Parenting Responsibilities Order

[47]        For the foregoing reasons, the following order is now made (which is in addition to the protection order set out in paragraph [37]):

Upon the Court being advised that the name and birth date of the child is Z. S., born (d.o.b., 2014);

The Court is satisfied that W. S. and C. S. are the guardians of the child under s.39 of the Family Law Act (FLA).

Under s. 40(3)(a) of the C. S. will have all of the parental responsibilities for the child.

W. S.’s parenting time with the child shall be supervised by a person approved of by C. S., until further order of this court, or unless she agrees to unsupervised parenting time and such agreement is set out in writing.

W. S. shall have parenting time with the child as follows:

(a)         At the Abby Dads Saturday morning breakfast program each Saturday that the program is offered, from 8:45 a.m. until 10:30 a.m., for the months of December, 2017, and January through March of 2018;

(b)         Twice per week for two hours at times selected by C. S., for the months of April and May, 2018;

(c)         Three times per week for two hours at times selected by C. S., for the months of June and July of 2018, and continuing thereafter unless otherwise amended by agreement of the parties or by an order of this court;

Nothing in this order shall prohibit the parties from agreeing to additional parenting time beyond that set out in this order.
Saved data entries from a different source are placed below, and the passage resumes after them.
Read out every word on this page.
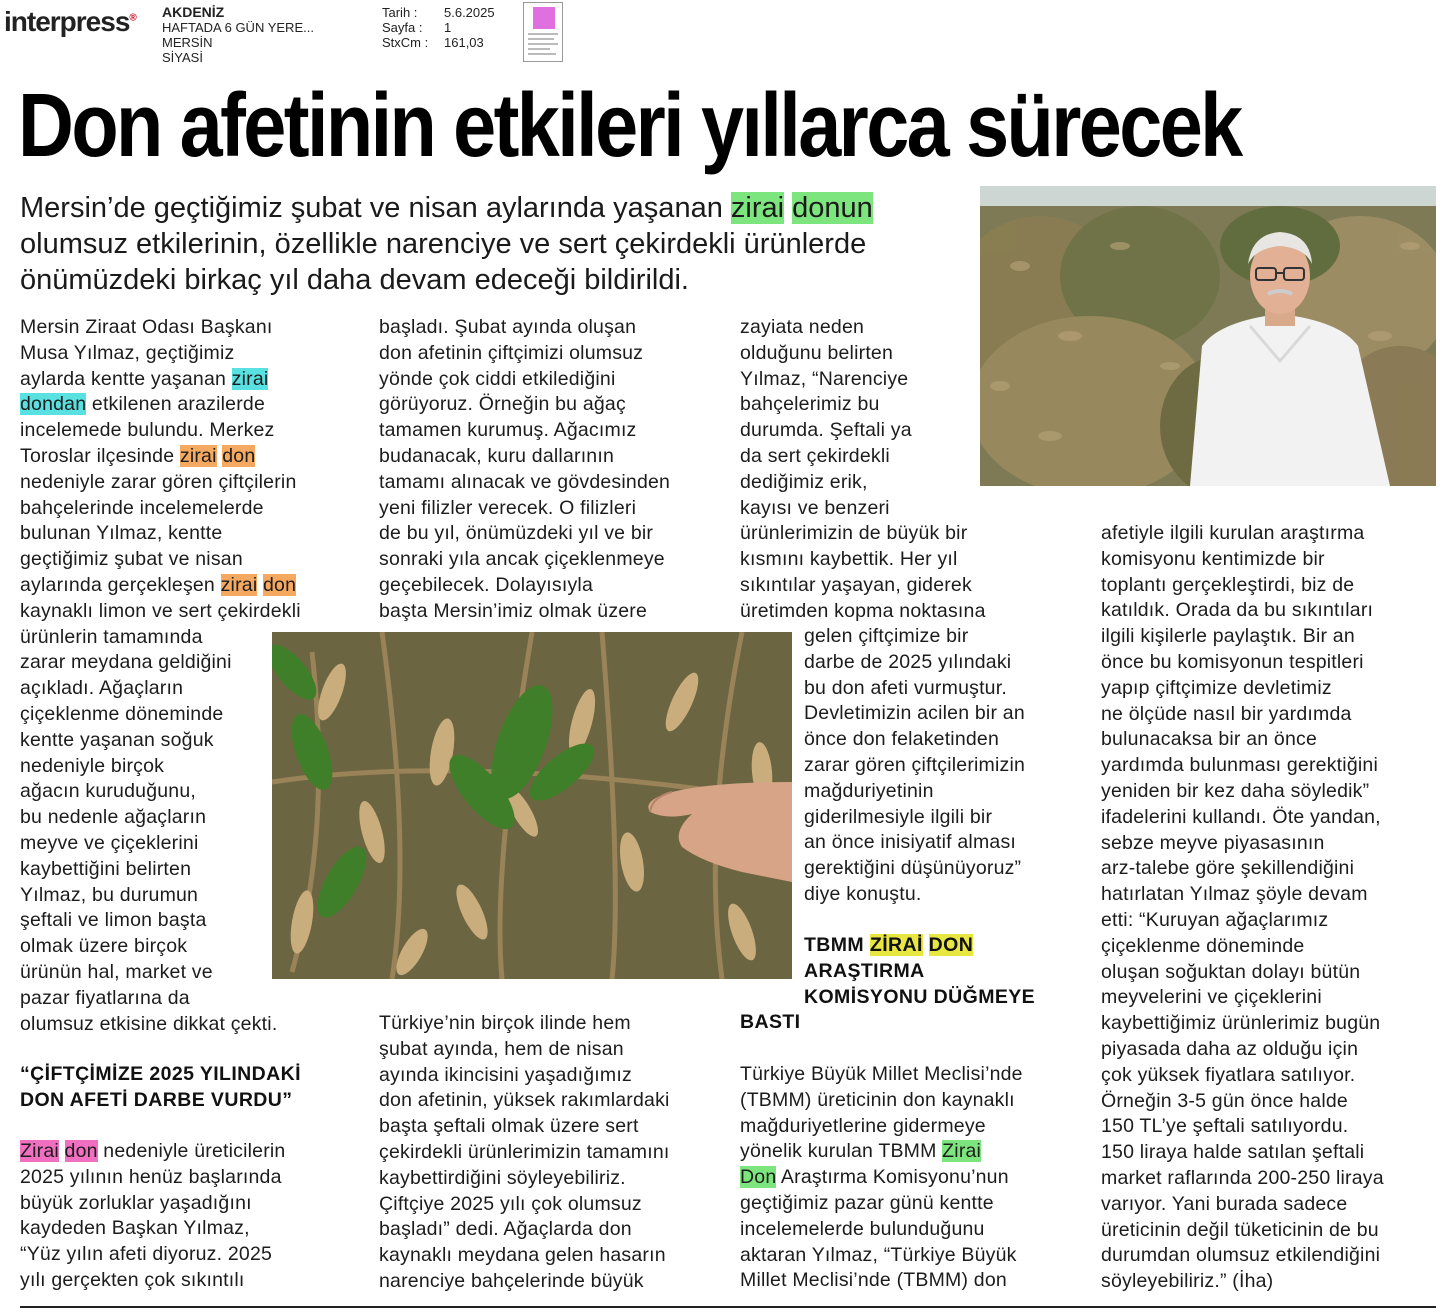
interpress® AKDENİZ
HAFTADA 6 GÜN YERE...
MERSİN
SİYASİ
Tarih :	5.6.2025
Sayfa :	1
StxCm :	161,03
Don afetinin etkileri yıllarca sürecek
Mersin’de geçtiğimiz şubat ve nisan aylarında yaşanan zirai donun olumsuz etkilerinin, özellikle narenciye ve sert çekirdekli ürünlerde önümüzdeki birkaç yıl daha devam edeceği bildirildi.

Mersin Ziraat Odası Başkanı

Musa Yılmaz, geçtiğimiz

aylarda kentte yaşanan zirai

dondan etkilenen arazilerde

incelemede bulundu. Merkez

Toroslar ilçesinde zirai don

nedeniyle zarar gören çiftçilerin

bahçelerinde incelemelerde

bulunan Yılmaz, kentte

geçtiğimiz şubat ve nisan

aylarında gerçekleşen zirai don

kaynaklı limon ve sert çekirdekli

ürünlerin tamamında

zarar meydana geldiğini

açıkladı. Ağaçların

çiçeklenme döneminde

kentte yaşanan soğuk

nedeniyle birçok

ağacın kuruduğunu,

bu nedenle ağaçların

meyve ve çiçeklerini

kaybettiğini belirten

Yılmaz, bu durumun

şeftali ve limon başta

olmak üzere birçok

ürünün hal, market ve

pazar fiyatlarına da

olumsuz etkisine dikkat çekti.

“ÇİFTÇİMİZE 2025 YILINDAKİ
DON AFETİ DARBE VURDU”

Zirai don nedeniyle üreticilerin

2025 yılının henüz başlarında

büyük zorluklar yaşadığını

kaydeden Başkan Yılmaz,

“Yüz yılın afeti diyoruz. 2025

yılı gerçekten çok sıkıntılı

başladı. Şubat ayında oluşan

don afetinin çiftçimizi olumsuz

yönde çok ciddi etkilediğini

görüyoruz. Örneğin bu ağaç

tamamen kurumuş. Ağacımız

budanacak, kuru dallarının

tamamı alınacak ve gövdesinden

yeni filizler verecek. O filizleri

de bu yıl, önümüzdeki yıl ve bir

sonraki yıla ancak çiçeklenmeye

geçebilecek. Dolayısıyla

başta Mersin’imiz olmak üzere

Türkiye’nin birçok ilinde hem

şubat ayında, hem de nisan

ayında ikincisini yaşadığımız

don afetinin, yüksek rakımlardaki

başta şeftali olmak üzere sert

çekirdekli ürünlerimizin tamamını

kaybettirdiğini söyleyebiliriz.

Çiftçiye 2025 yılı çok olumsuz

başladı” dedi. Ağaçlarda don

kaynaklı meydana gelen hasarın

narenciye bahçelerinde büyük

zayiata neden

olduğunu belirten

Yılmaz, “Narenciye

bahçelerimiz bu

durumda. Şeftali ya

da sert çekirdekli

dediğimiz erik,

kayısı ve benzeri

ürünlerimizin de büyük bir

kısmını kaybettik. Her yıl

sıkıntılar yaşayan, giderek

üretimden kopma noktasına

gelen çiftçimize bir

darbe de 2025 yılındaki

bu don afeti vurmuştur.

Devletimizin acilen bir an

önce don felaketinden

zarar gören çiftçilerimizin

mağduriyetinin

giderilmesiyle ilgili bir

an önce inisiyatif alması

gerektiğini düşünüyoruz”

diye konuştu.

TBMM ZİRAİ DON
ARAŞTIRMA
KOMİSYONU DÜĞMEYE
BASTI

Türkiye Büyük Millet Meclisi’nde

(TBMM) üreticinin don kaynaklı

mağduriyetlerine gidermeye

yönelik kurulan TBMM Zirai

Don Araştırma Komisyonu’nun

geçtiğimiz pazar günü kentte

incelemelerde bulunduğunu

aktaran Yılmaz, “Türkiye Büyük

Millet Meclisi’nde (TBMM) don

afetiyle ilgili kurulan araştırma

komisyonu kentimizde bir

toplantı gerçekleştirdi, biz de

katıldık. Orada da bu sıkıntıları

ilgili kişilerle paylaştık. Bir an

önce bu komisyonun tespitleri

yapıp çiftçimize devletimiz

ne ölçüde nasıl bir yardımda

bulunacaksa bir an önce

yardımda bulunması gerektiğini

yeniden bir kez daha söyledik”

ifadelerini kullandı. Öte yandan,

sebze meyve piyasasının

arz-talebe göre şekillendiğini

hatırlatan Yılmaz şöyle devam

etti: “Kuruyan ağaçlarımız

çiçeklenme döneminde

oluşan soğuktan dolayı bütün

meyvelerini ve çiçeklerini

kaybettiğimiz ürünlerimiz bugün

piyasada daha az olduğu için

çok yüksek fiyatlara satılıyor.

Örneğin 3-5 gün önce halde

150 TL’ye şeftali satılıyordu.

150 liraya halde satılan şeftali

market raflarında 200-250 liraya

varıyor. Yani burada sadece

üreticinin değil tüketicinin de bu

durumdan olumsuz etkilendiğini

söyleyebiliriz.” (İha)
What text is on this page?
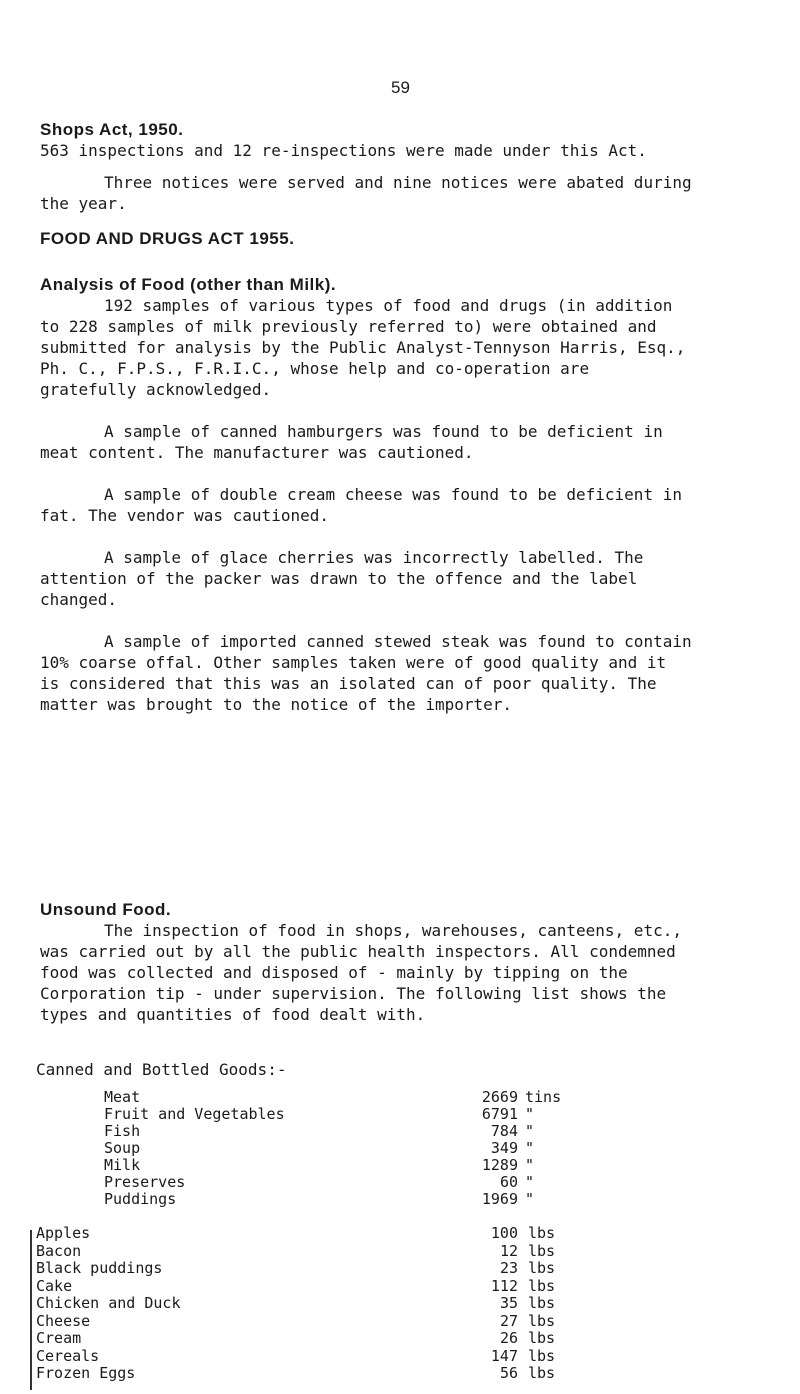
59
Shops Act, 1950.

563 inspections and 12 re-inspections were made under this Act.

Three notices were served and nine notices were abated during
the year.

FOOD AND DRUGS ACT 1955.
Analysis of Food (other than Milk).

192 samples of various types of food and drugs (in addition
to 228 samples of milk previously referred to) were obtained and
submitted for analysis by the Public Analyst-Tennyson Harris, Esq.,
Ph. C., F.P.S., F.R.I.C., whose help and co-operation are
gratefully acknowledged.

A sample of canned hamburgers was found to be deficient in
meat content. The manufacturer was cautioned.

A sample of double cream cheese was found to be deficient in
fat. The vendor was cautioned.

A sample of glace cherries was incorrectly labelled. The
attention of the packer was drawn to the offence and the label
changed.

A sample of imported canned stewed steak was found to contain
10% coarse offal. Other samples taken were of good quality and it
is considered that this was an isolated can of poor quality. The
matter was brought to the notice of the importer.

Unsound Food.

The inspection of food in shops, warehouses, canteens, etc.,
was carried out by all the public health inspectors. All condemned
food was collected and disposed of - mainly by tipping on the
Corporation tip - under supervision. The following list shows the
types and quantities of food dealt with.

Canned and Bottled Goods:-
Meat	2669 tins
Fruit and Vegetables	6791 "
Fish	784 "
Soup	349 "
Milk	1289 "
Preserves	60 "
Puddings	1969 "
Apples	100 lbs
Bacon	12 lbs
Black puddings	23 lbs
Cake	112 lbs
Chicken and Duck	35 lbs
Cheese	27 lbs
Cream	26 lbs
Cereals	147 lbs
Frozen Eggs	56 lbs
In June of 2018, the parties shall contact the Family Justice Counsellor and arrange mediation of the issue of ongoing parenting time. In the event that they are unable to reach agreement through the Family Justice Counsellor after having attempted mediation, either party may apply to amend the terms of this order, provided that no application by W. S. shall be permitted unless he has first complied with the order of the Honourable Judge Chettiar made on July 25, 2016, by having a proper hair follicle drug test performed and by filing the results of that test with this court before bringing his application.

While the protection order made in this matter continues, communication between the parties shall take place by email.

Dated at the City of Abbotsford, in the Province of British Columbia, this 1st day of December, 2017.